THOUGHTS OF THE MONTH
from the memebrary
From Indrajit Samarajiva, on How we don’t live under capitalism:
When we talk about defeating Capitalism, the fact is that it has already lost. Yes money has the power of death over us, yes the inherent social contract of Capitalism is work or starve, but man does not live by bread alone. Though we may earn our bread by the sweat of our brow, we still share it with children we keep in the shade. We still split what we have with those that have nothing. We still give food (and energy) away joyfully, in ‘transactions’ Capitalism can make no sense of. Like birthday parties. Or weddings. All the ‘irrational’ things that make us more than ‘rational economic actors’. All the things that make us decent human beings.
From Dorianne Laux: Antilamentation:
Regret nothing. Not the cruel novels you read
to the end just to find out who killed the cook.
Not the insipid movies that made you cry in the dark,
in spite of your intelligence, your sophistication.
Not the lover you left quivering in a hotel parking lot,
the one you beat to the punchline, the door, or the one
who left you in your red dress and shoes, the ones
that crimped your toes, don’t regret those.

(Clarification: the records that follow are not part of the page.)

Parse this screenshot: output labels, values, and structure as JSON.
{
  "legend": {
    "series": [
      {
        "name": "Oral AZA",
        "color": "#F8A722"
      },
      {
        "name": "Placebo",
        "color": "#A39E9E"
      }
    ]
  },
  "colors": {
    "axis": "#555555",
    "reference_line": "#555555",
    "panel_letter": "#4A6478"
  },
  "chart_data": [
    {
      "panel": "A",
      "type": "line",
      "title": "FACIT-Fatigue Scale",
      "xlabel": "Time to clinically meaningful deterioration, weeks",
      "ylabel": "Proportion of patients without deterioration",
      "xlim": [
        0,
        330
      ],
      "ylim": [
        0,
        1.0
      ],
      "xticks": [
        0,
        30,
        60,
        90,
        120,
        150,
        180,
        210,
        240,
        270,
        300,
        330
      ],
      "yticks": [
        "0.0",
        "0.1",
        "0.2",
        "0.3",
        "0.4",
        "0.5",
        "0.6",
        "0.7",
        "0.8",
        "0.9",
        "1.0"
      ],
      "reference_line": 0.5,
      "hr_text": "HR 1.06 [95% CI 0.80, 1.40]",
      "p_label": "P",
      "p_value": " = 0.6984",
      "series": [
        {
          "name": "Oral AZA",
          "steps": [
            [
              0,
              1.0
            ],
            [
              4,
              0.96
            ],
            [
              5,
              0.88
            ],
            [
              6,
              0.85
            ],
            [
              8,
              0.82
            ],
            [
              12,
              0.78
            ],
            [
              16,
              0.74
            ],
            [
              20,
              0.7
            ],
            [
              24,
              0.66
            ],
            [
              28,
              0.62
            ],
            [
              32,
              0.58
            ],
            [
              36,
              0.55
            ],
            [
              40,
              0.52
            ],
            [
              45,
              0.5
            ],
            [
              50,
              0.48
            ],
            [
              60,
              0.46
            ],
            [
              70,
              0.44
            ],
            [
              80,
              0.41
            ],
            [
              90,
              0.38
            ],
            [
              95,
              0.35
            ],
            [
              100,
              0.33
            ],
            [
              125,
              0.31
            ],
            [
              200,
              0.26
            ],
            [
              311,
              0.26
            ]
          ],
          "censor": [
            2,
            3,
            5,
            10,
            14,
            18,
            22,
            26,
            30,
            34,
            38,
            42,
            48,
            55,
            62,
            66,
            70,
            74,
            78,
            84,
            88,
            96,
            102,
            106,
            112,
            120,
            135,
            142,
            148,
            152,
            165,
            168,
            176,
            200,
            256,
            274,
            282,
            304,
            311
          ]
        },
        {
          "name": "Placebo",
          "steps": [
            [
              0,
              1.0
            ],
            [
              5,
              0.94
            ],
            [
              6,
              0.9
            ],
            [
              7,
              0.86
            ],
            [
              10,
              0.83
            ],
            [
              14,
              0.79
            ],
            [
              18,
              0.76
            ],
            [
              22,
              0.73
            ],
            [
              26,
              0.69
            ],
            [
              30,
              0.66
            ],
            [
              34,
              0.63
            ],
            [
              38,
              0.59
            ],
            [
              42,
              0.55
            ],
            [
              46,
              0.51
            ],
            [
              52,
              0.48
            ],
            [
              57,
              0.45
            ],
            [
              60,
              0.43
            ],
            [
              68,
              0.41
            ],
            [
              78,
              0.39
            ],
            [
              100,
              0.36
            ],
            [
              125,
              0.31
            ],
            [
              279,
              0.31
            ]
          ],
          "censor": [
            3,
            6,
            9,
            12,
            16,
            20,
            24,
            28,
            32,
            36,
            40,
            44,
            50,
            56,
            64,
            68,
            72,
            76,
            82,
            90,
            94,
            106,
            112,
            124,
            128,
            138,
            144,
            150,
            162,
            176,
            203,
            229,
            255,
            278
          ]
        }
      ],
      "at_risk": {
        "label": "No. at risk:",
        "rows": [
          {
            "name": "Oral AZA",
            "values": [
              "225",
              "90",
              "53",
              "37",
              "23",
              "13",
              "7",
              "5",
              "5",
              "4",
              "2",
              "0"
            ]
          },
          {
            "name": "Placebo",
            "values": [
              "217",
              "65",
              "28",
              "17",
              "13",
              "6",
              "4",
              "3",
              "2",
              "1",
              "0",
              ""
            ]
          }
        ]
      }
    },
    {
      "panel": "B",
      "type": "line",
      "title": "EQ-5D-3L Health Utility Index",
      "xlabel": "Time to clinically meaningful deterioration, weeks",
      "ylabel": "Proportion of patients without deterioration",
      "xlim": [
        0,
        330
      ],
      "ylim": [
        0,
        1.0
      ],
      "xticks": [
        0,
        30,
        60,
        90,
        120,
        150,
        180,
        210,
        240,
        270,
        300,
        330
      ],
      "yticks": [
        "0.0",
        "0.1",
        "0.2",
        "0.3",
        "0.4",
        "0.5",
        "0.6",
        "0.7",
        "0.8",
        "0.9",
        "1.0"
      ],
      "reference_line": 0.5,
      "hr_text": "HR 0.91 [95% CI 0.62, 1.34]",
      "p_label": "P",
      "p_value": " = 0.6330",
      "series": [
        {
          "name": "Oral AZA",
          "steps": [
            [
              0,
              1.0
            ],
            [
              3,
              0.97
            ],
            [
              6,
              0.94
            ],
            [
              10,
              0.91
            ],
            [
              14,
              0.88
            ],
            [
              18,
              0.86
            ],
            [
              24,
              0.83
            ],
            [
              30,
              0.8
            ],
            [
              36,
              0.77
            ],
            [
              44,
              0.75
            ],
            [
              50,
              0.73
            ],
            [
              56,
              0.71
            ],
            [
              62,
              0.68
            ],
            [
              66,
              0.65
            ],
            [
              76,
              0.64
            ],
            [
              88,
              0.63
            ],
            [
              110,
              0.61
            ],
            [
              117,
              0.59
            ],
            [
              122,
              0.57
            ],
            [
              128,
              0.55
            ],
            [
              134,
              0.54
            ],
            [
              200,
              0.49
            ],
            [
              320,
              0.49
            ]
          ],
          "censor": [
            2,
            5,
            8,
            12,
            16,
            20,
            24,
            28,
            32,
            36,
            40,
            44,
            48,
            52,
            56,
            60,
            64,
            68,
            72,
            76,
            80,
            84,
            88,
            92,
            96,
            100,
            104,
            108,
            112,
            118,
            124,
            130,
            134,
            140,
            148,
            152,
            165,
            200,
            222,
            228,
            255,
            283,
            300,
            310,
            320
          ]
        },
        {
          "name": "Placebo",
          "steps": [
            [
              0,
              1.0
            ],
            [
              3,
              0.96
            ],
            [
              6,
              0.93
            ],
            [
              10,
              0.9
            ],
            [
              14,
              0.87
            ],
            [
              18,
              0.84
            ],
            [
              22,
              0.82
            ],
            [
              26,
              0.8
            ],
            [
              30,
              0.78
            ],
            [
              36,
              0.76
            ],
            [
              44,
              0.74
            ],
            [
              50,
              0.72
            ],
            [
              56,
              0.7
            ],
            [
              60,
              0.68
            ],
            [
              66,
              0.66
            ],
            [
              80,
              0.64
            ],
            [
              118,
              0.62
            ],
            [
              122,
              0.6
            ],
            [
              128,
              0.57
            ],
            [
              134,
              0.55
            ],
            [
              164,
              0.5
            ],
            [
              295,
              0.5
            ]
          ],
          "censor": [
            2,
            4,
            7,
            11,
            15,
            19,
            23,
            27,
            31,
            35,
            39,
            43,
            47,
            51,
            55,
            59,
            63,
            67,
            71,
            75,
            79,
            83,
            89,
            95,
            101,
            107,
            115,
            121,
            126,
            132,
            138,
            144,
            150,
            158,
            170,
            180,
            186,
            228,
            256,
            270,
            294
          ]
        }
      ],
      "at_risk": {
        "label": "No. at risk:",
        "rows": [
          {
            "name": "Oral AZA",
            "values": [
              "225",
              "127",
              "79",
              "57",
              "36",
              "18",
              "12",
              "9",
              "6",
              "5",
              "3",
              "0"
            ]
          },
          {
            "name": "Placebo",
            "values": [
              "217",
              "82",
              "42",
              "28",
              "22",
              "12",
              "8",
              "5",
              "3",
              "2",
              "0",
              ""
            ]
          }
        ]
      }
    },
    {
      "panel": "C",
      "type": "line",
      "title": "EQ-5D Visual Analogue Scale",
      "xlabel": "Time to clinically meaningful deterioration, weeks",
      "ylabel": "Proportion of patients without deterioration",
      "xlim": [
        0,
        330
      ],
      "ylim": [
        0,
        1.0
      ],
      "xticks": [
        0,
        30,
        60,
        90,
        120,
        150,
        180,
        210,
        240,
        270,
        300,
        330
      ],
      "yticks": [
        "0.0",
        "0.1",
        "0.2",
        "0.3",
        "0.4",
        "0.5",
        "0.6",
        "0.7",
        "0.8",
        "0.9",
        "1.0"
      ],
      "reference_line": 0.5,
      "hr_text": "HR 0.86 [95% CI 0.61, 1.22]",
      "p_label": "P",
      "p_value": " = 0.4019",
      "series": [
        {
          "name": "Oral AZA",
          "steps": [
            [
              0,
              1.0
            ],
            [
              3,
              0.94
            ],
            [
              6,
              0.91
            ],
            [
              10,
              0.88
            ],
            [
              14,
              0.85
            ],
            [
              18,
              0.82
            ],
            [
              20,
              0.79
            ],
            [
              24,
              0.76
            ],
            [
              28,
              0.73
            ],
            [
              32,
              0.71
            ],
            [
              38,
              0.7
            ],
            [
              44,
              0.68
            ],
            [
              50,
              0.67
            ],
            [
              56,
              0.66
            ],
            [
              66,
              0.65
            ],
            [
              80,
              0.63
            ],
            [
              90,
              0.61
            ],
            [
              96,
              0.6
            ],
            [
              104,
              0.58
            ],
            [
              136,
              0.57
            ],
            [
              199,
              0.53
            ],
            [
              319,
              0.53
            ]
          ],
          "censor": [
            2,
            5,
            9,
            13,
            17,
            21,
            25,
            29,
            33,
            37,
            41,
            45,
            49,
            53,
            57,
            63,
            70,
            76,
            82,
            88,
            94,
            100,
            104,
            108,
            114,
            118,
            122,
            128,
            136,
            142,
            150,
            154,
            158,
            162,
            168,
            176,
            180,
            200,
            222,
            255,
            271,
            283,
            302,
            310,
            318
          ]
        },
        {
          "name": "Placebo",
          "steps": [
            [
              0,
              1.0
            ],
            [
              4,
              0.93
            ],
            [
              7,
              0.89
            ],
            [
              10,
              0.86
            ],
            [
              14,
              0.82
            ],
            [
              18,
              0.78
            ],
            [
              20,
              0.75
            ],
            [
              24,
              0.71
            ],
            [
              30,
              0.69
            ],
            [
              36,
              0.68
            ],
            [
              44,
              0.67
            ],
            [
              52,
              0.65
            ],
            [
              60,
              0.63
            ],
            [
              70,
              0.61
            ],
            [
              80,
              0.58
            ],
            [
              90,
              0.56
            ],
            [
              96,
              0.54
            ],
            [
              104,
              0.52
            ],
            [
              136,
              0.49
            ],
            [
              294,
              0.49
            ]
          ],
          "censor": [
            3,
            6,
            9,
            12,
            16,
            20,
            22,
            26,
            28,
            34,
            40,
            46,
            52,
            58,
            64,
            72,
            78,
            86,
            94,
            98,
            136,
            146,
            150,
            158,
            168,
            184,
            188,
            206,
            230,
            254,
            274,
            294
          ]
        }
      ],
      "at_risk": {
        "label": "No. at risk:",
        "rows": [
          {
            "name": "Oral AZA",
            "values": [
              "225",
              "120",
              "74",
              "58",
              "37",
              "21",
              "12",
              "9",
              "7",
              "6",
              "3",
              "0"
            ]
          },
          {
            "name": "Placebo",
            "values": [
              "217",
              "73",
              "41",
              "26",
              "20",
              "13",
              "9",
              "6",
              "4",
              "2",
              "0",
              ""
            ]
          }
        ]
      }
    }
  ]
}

Not the nights you called god names and cursed
your mother, sunk like a dog in the living room couch,
chewing your nails and crushed by loneliness.
You were meant to inhale those smoky nights
over a bottle of flat beer, to sweep stuck onion rings
across the dirty restaurant floor, to wear the frayed
coat with its loose buttons, its pockets full of struck matches.
You’ve walked those streets a thousand times and still
you end up here. Regret none of it, not one
of the wasted days you wanted to know nothing,
when the lights from the carnival rides
were the only stars you believed in, loving them
for their uselessness, not wanting to be saved.
You’ve traveled this far on the back of every mistake,
ridden in dark-eyed and morose but calm as a house
after the TV set has been pitched out the upstairs
window. Harmless as a broken ax. Emptied
of expectation. Relax. Don’t bother remembering
any of it. Let’s stop here, under the lit sign
on the corner, and watch all the people walk by.